Sevdiklerini kaybeden bütün insanlarımıza baş sağlığı ve metanet diliyor ama benzer bir kaderi yaşamış kardeşleri olarak bu işin politik-apolitik sorumlularının cezalandırılmaları için de artık herkesin duyarlı ve bilinçli hareket etmesi gerektiğini de hatırlatmak istiyorum. 1999’da bir iki günah keçisi haricinde kimse cezalandırılmadı. Daha da kötüsü günümüzde inşaat ve rant oligarşisi kendisine böylesine güçlü metafizik mukaddesatçı bir müttefik bulmuşken işimiz daha zor gibi görünüyor. 1999’dan sonra geçen 20 küsur yıl içinde hiçbir adım atılmadığı gibi anlaşıldığı kadarıyla ‘sivil toplumun’ ve kurumların geriletilmesiyle durum daha da vahim olmuş. Depreme karşı önlemler ve sonrasında yapılacakların merkezileştirilmesindeki ısrar ve bu merkezi kurumların kilit noktalarına atanan şahısların da yetkilerini halka yardım etmek yerine hoşlaşmadıkları kurumlara engel olmak, İsrailli kurtarma ekiplerine hakaret etmek, şikayetçi vatandaşla tartışmak gibi imaj faaliyetleri için kullanmaları felaketin boyutunu arttırdı ve arttırmakta.

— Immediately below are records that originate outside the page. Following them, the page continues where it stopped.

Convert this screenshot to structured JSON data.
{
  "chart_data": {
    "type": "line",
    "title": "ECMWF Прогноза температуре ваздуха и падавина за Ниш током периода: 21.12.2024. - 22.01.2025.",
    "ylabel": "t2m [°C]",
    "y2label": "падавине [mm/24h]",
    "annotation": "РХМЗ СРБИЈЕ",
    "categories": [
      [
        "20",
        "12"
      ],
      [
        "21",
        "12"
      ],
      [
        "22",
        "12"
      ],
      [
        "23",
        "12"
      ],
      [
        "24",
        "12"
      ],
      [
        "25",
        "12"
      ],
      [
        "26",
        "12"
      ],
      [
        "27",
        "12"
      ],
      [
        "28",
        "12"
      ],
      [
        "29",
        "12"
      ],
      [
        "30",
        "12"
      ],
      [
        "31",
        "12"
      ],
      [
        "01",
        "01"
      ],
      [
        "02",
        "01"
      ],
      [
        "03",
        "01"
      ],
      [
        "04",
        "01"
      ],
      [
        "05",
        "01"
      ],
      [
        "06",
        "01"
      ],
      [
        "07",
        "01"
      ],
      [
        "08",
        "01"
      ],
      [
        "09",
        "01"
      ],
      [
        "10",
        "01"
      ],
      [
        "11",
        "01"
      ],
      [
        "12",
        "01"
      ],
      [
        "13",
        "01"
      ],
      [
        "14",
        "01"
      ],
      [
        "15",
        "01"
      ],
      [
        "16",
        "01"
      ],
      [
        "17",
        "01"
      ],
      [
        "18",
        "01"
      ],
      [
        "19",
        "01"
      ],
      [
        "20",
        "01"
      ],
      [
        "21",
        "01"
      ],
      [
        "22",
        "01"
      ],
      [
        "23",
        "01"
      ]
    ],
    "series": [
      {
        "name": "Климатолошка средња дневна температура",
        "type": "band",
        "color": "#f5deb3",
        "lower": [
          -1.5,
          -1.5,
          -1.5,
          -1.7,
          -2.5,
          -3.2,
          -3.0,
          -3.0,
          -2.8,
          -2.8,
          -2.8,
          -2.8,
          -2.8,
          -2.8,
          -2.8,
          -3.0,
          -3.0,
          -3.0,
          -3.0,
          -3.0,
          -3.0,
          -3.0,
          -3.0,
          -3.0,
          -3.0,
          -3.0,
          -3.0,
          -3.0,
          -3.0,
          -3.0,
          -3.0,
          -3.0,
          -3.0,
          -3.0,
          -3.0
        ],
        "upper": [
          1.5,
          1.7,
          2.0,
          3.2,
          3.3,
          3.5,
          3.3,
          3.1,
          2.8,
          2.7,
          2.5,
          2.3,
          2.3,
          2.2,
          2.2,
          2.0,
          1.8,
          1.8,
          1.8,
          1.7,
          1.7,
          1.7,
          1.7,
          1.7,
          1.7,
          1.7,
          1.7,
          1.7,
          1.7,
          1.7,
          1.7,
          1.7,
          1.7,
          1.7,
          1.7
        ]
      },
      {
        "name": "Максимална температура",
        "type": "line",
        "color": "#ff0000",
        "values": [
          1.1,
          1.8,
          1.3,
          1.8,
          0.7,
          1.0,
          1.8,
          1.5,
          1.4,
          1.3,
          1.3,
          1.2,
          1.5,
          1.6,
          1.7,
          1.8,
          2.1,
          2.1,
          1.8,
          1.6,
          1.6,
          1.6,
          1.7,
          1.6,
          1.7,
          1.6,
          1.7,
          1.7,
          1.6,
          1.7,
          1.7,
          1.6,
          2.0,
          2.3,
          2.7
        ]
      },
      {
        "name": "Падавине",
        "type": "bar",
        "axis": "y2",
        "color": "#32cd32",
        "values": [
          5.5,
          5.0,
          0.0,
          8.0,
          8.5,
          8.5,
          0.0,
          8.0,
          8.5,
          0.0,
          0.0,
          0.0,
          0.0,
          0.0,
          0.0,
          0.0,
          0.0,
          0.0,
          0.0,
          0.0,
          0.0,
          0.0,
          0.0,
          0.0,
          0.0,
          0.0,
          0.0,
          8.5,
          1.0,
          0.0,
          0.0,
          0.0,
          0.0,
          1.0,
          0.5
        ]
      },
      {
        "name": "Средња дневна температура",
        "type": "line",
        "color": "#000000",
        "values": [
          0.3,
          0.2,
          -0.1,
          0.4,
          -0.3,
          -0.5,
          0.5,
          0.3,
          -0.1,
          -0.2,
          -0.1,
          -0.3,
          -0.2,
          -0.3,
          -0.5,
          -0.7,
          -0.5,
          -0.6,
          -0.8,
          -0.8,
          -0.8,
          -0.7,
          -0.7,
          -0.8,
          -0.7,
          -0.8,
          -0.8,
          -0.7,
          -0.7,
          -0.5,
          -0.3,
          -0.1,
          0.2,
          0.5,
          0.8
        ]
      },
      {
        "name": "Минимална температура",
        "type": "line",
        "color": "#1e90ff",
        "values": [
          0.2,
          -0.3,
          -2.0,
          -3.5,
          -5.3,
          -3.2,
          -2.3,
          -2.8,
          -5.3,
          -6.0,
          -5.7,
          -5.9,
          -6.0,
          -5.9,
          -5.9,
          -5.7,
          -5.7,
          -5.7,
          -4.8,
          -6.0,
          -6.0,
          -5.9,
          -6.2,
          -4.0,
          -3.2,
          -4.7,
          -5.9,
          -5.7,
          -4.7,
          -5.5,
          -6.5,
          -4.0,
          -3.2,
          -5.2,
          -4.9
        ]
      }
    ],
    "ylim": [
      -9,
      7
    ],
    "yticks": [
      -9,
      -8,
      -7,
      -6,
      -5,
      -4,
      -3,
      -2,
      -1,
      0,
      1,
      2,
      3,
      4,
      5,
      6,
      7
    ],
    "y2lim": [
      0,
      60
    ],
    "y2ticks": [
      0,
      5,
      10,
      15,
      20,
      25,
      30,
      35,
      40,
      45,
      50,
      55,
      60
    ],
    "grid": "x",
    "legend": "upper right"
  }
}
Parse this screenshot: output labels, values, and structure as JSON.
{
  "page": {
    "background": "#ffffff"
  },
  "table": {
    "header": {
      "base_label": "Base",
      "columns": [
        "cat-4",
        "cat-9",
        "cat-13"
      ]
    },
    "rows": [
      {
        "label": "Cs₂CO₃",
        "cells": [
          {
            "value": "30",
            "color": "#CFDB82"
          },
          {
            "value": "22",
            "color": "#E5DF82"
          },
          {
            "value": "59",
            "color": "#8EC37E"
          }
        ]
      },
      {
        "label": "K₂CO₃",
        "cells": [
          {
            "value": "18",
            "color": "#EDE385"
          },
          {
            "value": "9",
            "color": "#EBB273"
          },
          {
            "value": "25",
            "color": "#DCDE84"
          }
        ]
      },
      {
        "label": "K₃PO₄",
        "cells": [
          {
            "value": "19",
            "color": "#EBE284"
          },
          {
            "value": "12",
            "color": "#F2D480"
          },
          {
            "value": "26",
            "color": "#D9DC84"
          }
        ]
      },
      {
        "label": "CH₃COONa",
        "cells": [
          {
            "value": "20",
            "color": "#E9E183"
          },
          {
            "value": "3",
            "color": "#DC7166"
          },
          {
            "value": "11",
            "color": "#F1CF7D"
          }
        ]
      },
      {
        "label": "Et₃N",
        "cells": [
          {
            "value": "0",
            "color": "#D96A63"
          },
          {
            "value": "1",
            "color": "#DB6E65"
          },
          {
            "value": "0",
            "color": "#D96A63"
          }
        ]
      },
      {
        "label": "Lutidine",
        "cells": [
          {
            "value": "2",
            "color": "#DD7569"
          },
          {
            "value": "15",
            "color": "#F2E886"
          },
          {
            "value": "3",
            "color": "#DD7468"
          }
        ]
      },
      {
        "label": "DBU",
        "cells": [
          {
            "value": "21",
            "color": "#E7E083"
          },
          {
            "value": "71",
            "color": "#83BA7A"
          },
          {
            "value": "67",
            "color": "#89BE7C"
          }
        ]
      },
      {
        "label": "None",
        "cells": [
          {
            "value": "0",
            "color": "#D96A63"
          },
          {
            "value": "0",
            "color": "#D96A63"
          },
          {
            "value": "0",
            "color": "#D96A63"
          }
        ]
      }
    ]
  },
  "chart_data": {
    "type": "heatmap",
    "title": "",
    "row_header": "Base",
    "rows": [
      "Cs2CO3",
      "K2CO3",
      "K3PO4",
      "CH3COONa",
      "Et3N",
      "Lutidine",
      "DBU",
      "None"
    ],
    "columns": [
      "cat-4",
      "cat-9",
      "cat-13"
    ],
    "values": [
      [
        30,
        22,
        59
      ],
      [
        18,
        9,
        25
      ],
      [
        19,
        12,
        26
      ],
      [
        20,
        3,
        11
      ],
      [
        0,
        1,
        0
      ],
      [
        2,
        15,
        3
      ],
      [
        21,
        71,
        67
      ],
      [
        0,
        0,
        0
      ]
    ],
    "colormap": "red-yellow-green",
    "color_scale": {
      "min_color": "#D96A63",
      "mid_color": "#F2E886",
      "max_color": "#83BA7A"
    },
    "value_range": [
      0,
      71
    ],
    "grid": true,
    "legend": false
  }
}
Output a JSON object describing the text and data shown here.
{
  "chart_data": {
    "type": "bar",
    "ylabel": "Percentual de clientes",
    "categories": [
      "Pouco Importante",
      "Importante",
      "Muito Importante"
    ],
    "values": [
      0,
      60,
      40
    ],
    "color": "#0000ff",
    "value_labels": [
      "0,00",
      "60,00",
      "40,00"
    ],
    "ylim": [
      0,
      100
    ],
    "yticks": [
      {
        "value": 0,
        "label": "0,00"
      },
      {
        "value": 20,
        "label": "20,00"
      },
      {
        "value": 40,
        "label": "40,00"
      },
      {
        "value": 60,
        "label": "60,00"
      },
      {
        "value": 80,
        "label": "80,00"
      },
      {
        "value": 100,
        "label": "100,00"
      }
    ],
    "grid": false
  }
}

Bu yazıyı cin fikirli hükümet adamlarının okulları kapatması hakkındaki düşüncemle bitirmek istiyorum. Yukarıda Arkeolojik Jeoloji dersinden geçebilmek için gösterdiğimiz efordan genişçe söz ettik. Pandemi döneminde sanırım iki yıl kadar ben de üniversiteki dersleri “uzaktan eğitimle’ verdim. Öğrencilerim videoları izliyor muydu, yoksa ekranı açık bırakıp gezmeye mi gidiyorlardı, o esnada dizi mi izliyorlardı bilemiyorum. Sınav zamanı sisteme herkes evinden cevap yazıp gönderiyordu. Test yaparsanız da elinde kitap, arkada internet açıkken cevap yazıyorlardı. Soru: Roma’da herkese yurttaşlık hakkı tanıyan imparator hangisidir? Bak internete yaz. Gelen cevapların yüzde 90’ı vikipedia ile birebir uyumlu oluyordu. Gerçek bu... Bütün sınıf da doğal olarak 90-100 alıyordu. Normalde sınıfın yarısının kaldığı derslerde not ortalamaları 90’ı geçmekteydi. Hadi ben teorik tarih dersleri veriyordum. Peki, ya pratik gerektiren bölümlerde jeolojide, mühendislikte, arkeolojide, tıpta ne oluyordu? Mühendislik fakülteleri, jeoloji bölümleri pandemi zamanında dijital sınavlarla diploma dağıttılar. Türkiye’de eğitim zaten ideolojik müdahalelerle sakatlanmıştı ve bir de bu internetten sınav olayı eklenmiş oldu. Bu korkunç gerçeğin sonuçları daha sonraki yıllarda anlaşılacak. Hükümet adamlarının bir an önce bu yanlışı durdurmaları ya da en azından sınavları yüz yüze yapmaları gerekiyor.